Глава 1
Ни один мудрейший отец, ни одна кротчайшая мать не смогут остаться на высоте своей мудрости и кротости, если на их глазах любимая дочь вдруг вознамерится «сломать» себе жизнь «мезальянсом». Юлинька Никольская обожала своих родителей, и лгать им было для нее мучительно. Но разве смогут они понять правду? Смогут смириться с тем, что ее избранник — бедный флотский офицер, не ведающий собственных родителей? Юлиньке в ее лета по неписаным законам уже пора было составить чье-либо счастье. Недостатка в поклонниках у нее не было. Молодые люди из знатных семейств, офицеры и статские, они часто приглашались в дом Никольских, и Юлинька со всеми старалась быть любезной, никому, однако, не подавая надежды.

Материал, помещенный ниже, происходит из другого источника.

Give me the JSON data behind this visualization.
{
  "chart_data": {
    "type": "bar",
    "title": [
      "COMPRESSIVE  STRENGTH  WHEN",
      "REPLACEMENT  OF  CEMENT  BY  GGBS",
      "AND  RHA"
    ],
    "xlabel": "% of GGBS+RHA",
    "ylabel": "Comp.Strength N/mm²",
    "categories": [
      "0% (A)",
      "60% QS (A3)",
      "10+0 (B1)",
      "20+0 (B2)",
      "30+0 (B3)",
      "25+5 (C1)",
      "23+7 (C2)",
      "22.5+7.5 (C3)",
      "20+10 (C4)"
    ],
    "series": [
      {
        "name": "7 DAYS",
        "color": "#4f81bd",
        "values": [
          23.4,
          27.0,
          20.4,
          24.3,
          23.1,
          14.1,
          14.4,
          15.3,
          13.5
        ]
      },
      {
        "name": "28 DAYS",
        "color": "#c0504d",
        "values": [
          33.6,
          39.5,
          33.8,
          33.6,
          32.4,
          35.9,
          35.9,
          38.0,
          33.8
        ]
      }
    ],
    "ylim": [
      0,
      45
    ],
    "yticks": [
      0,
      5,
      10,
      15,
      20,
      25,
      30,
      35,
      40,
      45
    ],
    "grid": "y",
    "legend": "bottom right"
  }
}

Такое положение дел особенно огорчало отца, желавшего для дочери лучшей партии и всякий раз надеявшийся, что очередной претендент все же растопит сердце Юлиньки. Несколько раз он даже сердито выговаривал ей за «непомерную разборчивость», а пуще делился огорчением с матерью, которая, хоть и успокаивала его, защищала дочь, а все же и сама не одобряла той. Мать знала об увлечении Юлиньки, и оно тревожило ее.

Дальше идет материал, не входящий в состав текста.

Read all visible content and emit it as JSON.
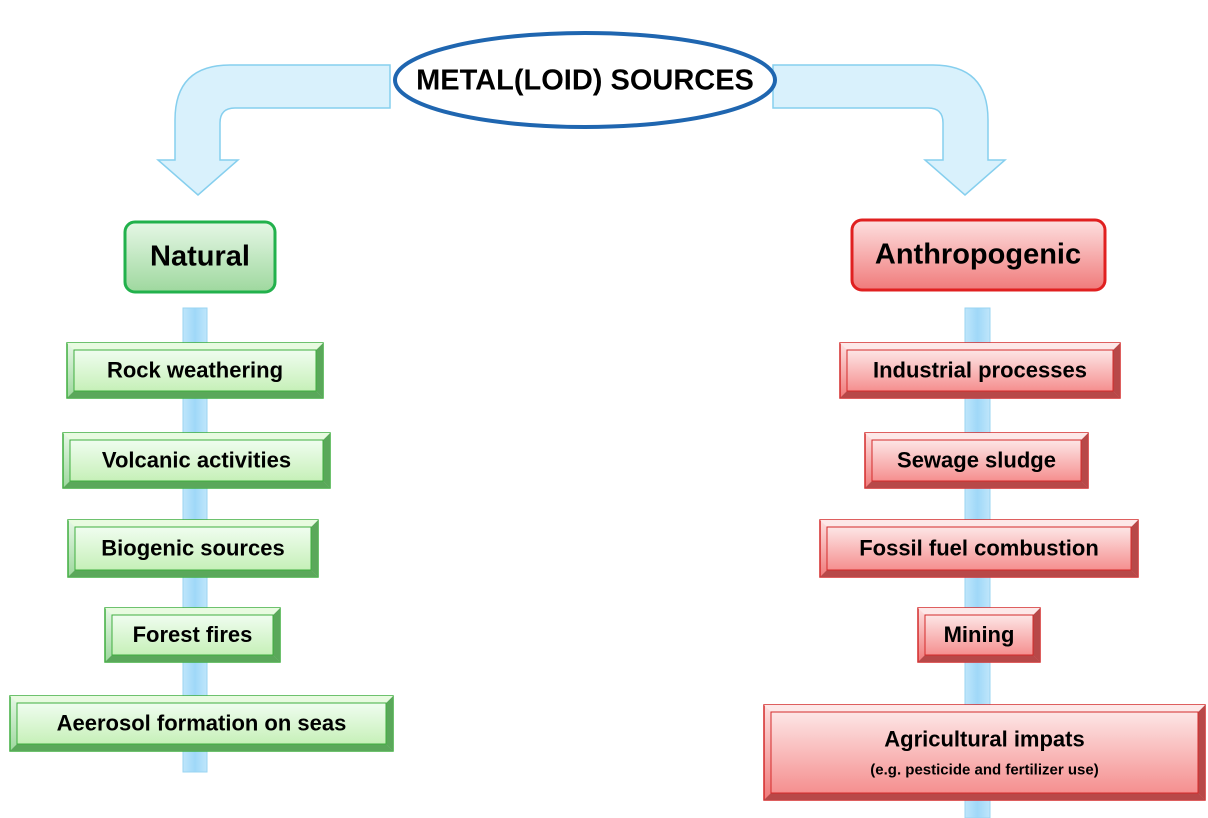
{
  "title": "METAL(LOID) SOURCES",
  "branches": [
    {
      "label": "Natural",
      "items": [
        {
          "label": "Rock weathering"
        },
        {
          "label": "Volcanic activities"
        },
        {
          "label": "Biogenic sources"
        },
        {
          "label": "Forest fires"
        },
        {
          "label": "Aeerosol formation on seas"
        }
      ]
    },
    {
      "label": "Anthropogenic",
      "items": [
        {
          "label": "Industrial processes"
        },
        {
          "label": "Sewage sludge"
        },
        {
          "label": "Fossil fuel combustion"
        },
        {
          "label": "Mining"
        },
        {
          "label": "Agricultural impats",
          "note": "(e.g. pesticide and fertilizer use)"
        }
      ]
    }
  ]
}
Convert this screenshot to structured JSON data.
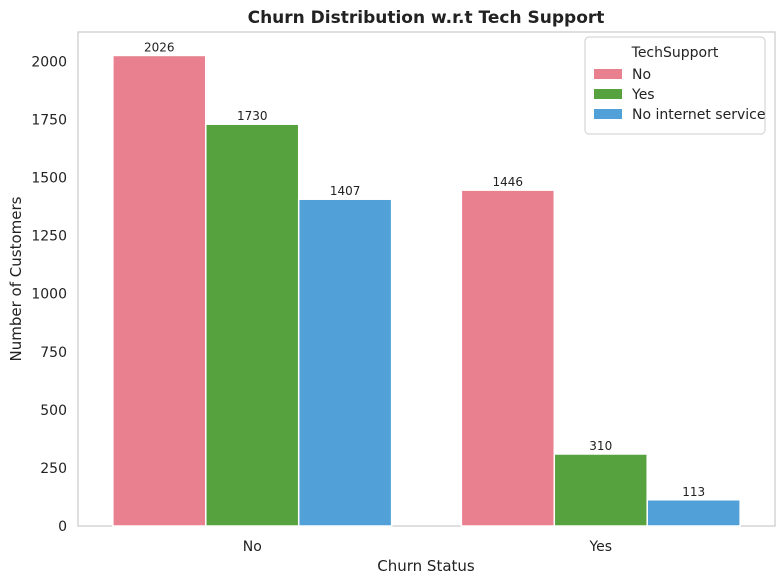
{
  "chart_data": {
    "type": "bar",
    "title": "Churn Distribution w.r.t Tech Support",
    "xlabel": "Churn Status",
    "ylabel": "Number of Customers",
    "categories": [
      "No",
      "Yes"
    ],
    "ylim": [
      0,
      2127
    ],
    "yticks": [
      0,
      250,
      500,
      750,
      1000,
      1250,
      1500,
      1750,
      2000
    ],
    "grid": false,
    "legend": {
      "title": "TechSupport",
      "placement": "top-right"
    },
    "series": [
      {
        "name": "No",
        "color": "#E8808F",
        "values": [
          2026,
          1446
        ]
      },
      {
        "name": "Yes",
        "color": "#56A23F",
        "values": [
          1730,
          310
        ]
      },
      {
        "name": "No internet service",
        "color": "#52A0D8",
        "values": [
          1407,
          113
        ]
      }
    ]
  }
}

— Возможно, твой моряк прекрасный юноша, но ведь ты прекрасно понимаешь, что он не может быть твоим мужем, — высказала однажды прямо.
— Что же следует из этого, матушка?
— Тебе пора забыть это детское увлечение и…

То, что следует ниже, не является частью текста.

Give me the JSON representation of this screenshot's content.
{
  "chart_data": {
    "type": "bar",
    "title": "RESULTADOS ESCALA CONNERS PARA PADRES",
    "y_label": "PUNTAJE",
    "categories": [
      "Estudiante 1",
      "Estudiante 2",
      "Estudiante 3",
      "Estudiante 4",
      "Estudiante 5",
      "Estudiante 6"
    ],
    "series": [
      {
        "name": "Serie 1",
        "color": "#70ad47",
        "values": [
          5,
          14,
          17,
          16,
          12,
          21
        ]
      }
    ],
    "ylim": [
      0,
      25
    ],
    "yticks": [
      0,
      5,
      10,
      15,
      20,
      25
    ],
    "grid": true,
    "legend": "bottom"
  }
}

— Матушка, вы любили отца, когда выходили за него замуж?
— О, да! — лицо матери сразу посветлело от счастливого воспоминания.
— Вы сильно любили его. У вас так глаза блестят теперь… Я хочу, матушка, чтобы, когда я буду в ваших летах, мои глаза сияли также, когда моя дочь спросит меня, любила ли я мужа, когда выходила за него.
Мать опечалилась. Она хорошо знала характер Юлиньки, знала, что ее невозможно переубедить в том, что она решила, на нее бесполезно давить, и ей нельзя навязать то, чего сама она не желает.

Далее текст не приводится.